How to make scale on GPU?

M

MusicMan_082018-10-01 11:58:40

GPGPU

MusicMan_08, 2018-10-01 11:58:40

I assemble the mosaic using FFMPEG:

ffmpeg -hide_banner -loglevel warning \
-hwaccel cuvid -f libndi_newtek -thread_queue_size 2048 -i 'SERVER (1)' \
-hwaccel cuvid -f libndi_newtek -thread_queue_size 2048 -i 'SERVER (2)' \
-hwaccel cuvid -f libndi_newtek -thread_queue_size 2048 -ss 00:00:14 -i 'SERVER (3)' \
-hwaccel cuvid -f libndi_newtek -thread_queue_size 2048 -ss 00:00:12 -i 'STREAM (1)' \
-hwaccel cuvid -f libndi_newtek -thread_queue_size 2048 -ss 00:00:08 -i 'STREAM (2)' \
-hwaccel cuvid -f libndi_newtek -thread_queue_size 2048 -ss 00:00:04 -i 'TEST-SERVER (Desktop)' \
-filter_complex "
        nullsrc=size=1920x1080 [base];
        [0:v] scale=640x540 [upperleft];
        [1:v] scale=640x540 [uppercenter];
        [2:v] scale=640x540 [upperright];
        [3:v] scale=640x540 [lowerleft];
        [4:v] scale=640x540 [lowercenter];
        [5:v] scale=640x540 [lowerright];
        [base][upperleft] overlay=shortest=1 [tmp1];
        [tmp1][uppercenter] overlay=shortest=1:x=640 [tmp2];
        [tmp2][upperright] overlay=shortest=1:x=1280 [tmp3];
        [tmp3][lowerleft] overlay=shortest=1:y=540 [tmp4];
        [tmp4][lowercenter] overlay=shortest=1:x=640:y=540 [tmp5];
        [tmp5][lowerright] overlay=shortest=1:x=1280:y=540 \
" -c:v h264_nvenc -pix_fmt yuv420p -preset llhp -an -f nut - | ffmpeg -hide_banner -loglevel warning -i - -f decklink -pix_fmt uyvy422 -rtbufsize 1500M -an -r 25000/1000 'DeckLink Quad (3)' &

Even though I try to use nvenc to encode the stream, I still get decent CPU usage.
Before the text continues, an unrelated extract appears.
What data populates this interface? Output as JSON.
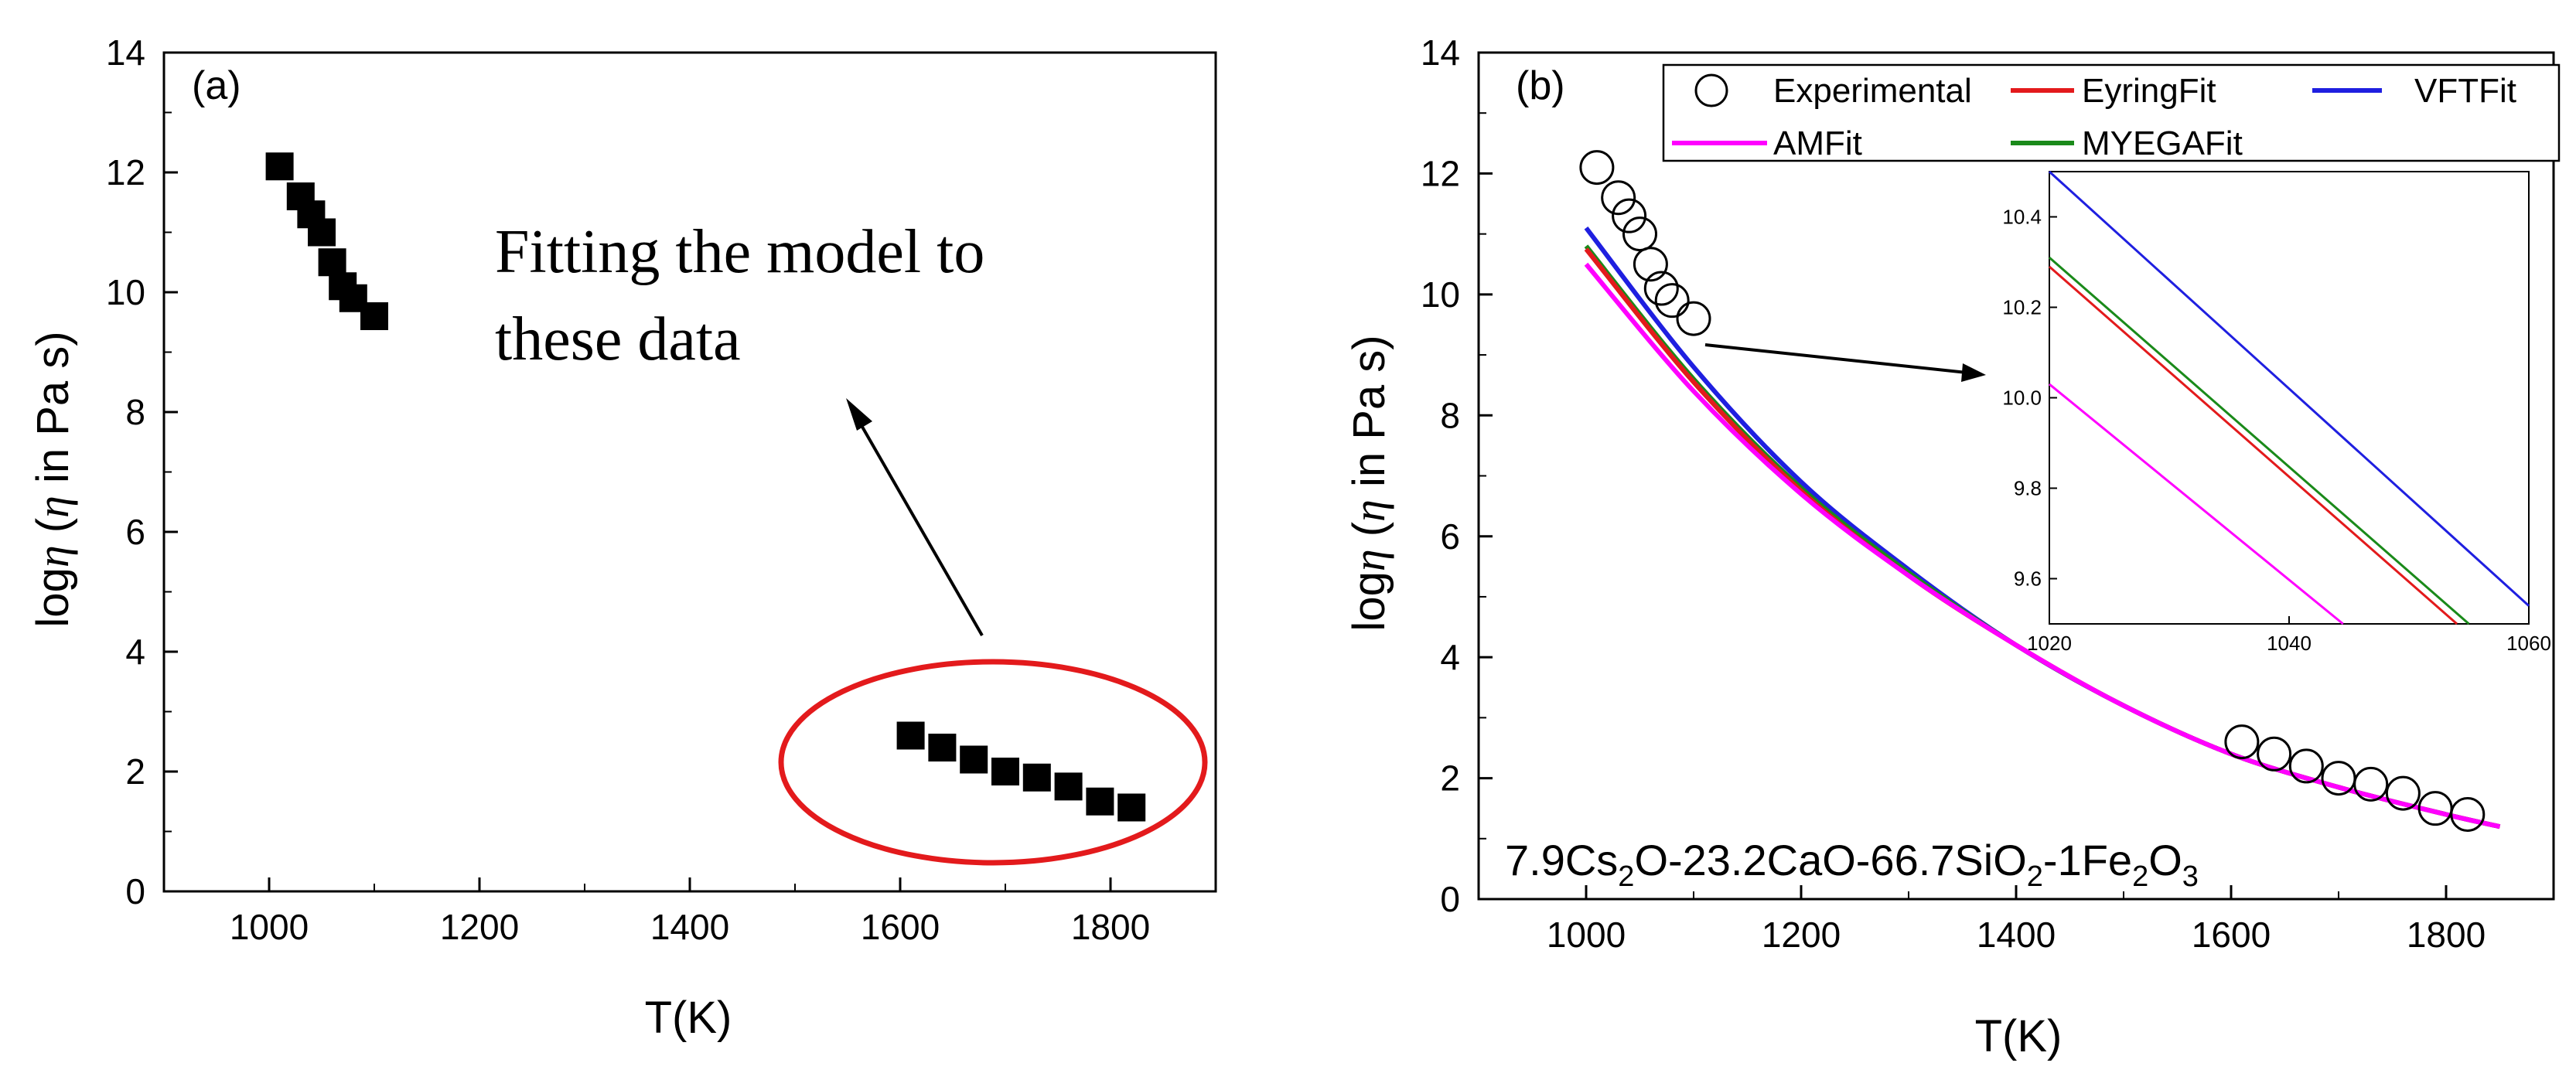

At the same time, NVIDIA's load is only about 40%. I want to optimize the script so that everything works to the maximum on NVIDIA. Therefore, I would like to ask how to scale in this script on NVIDIA (ffmpeg is built with the --enable-libnpp option)? Apply "iron" scale (stupidly I write instead of scale - scale_npp) does not work, the script crashes with errors. Tell me, is it possible to implement what I want?
And the second question:
in this part of the script:

-hwaccel cuvid -f libndi_newtek -thread_queue_size 2048 -ss 00:00:14 -i 'SERVER (3)' \
-hwaccel cuvid -f libndi_newtek -thread_queue_size 2048 -ss 00:00:12 -i 'STREAM (1)' \
-hwaccel cuvid -f libndi_newtek -thread_queue_size 2048 -ss 00:00:08 -i 'STREAM (2)' \
-hwaccel cuvid -f libndi_newtek -thread_queue_size 2048 -ss 00:00:04 -i 'TEST-SERVER (Desktop)' \

I use the -ss {time} option, because while the streams are being loaded, there is a noticeable delay, and proportionally. The last input has the minimum delay, the penultimate one has significantly more delay, and so on, while the first one has the maximum delay. The -ss {time} option partially solves this problem, but it is unstable. The stream is loaded a little longer and the delay increases. Is it possible to somehow tell ffmpeg to take the data not from the cache, but somehow live?